There is quite a debate raging between Jeffrey Zeldman and Oliver Reichenstein about the value of the .net Awards. The specific sticking point seems to be that Jeffrey was on the panel of judges and won the award “Standards Champion 2010” whilst Happy Cog won the award “Design Agency of the Year”. Nobody is claiming foul play. The debate is more centered around the value of these awards when Judges are also being nominated for and winning them. The other sticking point is the fact that it seems to be same group of people receiving nominations and awards every year.
These awards are mainly about web design. Design in this context, as pointed out by Oliver, is really all about communication and therefore those best at it will also be best at self-promotion. The awards reinforce this by magnifying that self promotion. The risk is that designers start designing with the aim of winning an award rather creating what the client needs. A bit like bad politicians enter politics for the power it brings rather than because they actually want to make a difference. Maybe there are other ways of measuring the success of a design project, perhaps through stats. But these awards are recognising quality not quantity.
An aspect of the debate is Jeffrey accepting the award “Standards Champion” for the third year in a row. I certainly don’t begrudge Jeffrey accepting this award. He deserves it, although he personally has clearly stated that that award should have gone to Jeremy Keith. I suppose a problem is that this award is designed for Jeffrey. There is no bigger standards champion. Period. (Although Molly Holzschlag comes a close second in my opinion). Can’t they just award him the honorary title “Lord of Web Standards” and from now on give the .Net award for Standards Champion to someone else?

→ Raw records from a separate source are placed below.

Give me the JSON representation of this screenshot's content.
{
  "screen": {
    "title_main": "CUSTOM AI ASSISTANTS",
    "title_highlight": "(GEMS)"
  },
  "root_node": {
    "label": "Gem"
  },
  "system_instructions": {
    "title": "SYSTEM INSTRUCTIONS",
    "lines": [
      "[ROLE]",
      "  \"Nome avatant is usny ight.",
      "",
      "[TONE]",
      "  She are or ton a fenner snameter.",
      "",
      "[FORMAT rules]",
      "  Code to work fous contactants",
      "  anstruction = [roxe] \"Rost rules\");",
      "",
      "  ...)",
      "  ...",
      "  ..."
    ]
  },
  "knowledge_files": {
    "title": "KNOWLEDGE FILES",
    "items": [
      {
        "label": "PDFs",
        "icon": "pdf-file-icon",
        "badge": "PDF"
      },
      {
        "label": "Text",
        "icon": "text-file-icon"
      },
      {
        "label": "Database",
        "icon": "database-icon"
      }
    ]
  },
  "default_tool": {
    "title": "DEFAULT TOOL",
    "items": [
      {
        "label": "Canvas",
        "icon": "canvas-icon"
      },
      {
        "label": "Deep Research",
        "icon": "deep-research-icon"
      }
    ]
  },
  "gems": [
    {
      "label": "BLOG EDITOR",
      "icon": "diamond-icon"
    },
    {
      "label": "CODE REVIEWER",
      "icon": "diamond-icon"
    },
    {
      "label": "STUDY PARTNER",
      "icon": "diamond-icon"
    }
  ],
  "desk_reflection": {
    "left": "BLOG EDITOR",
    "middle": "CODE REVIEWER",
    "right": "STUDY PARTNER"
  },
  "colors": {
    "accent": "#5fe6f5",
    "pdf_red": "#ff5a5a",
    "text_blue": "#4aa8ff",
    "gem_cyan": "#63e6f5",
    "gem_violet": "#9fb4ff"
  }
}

One way of promoting lesser known designers for their work might be to have a subcategory in each of the personality focussed categories (Standards Champion, Design Agency, Web Personality and the podcast awards for a start) for up and coming designers. Perhaps this wouldn’t be an award, perhaps it would be a nomination of five lesser known designers. I think this would be a good away of sayingt yes, we are picking the best, but we are also acknowledging others. And I suppose you should only be allowed to be nominated once in your life for such a “lesser known” designer.
Personally I think complaining about the same designers winning these awards is like complaining that the same tennis players are always winning Wimbledon. Maybe there is some kind of “natural selection” going on. The best keep on getting better because they can more easily surround themselves with high quality colleagues (be it usability designers or tennis coaches) to help them get better still.
Ultimately that is what is being awarded – continued self development and improvement in the field of web design.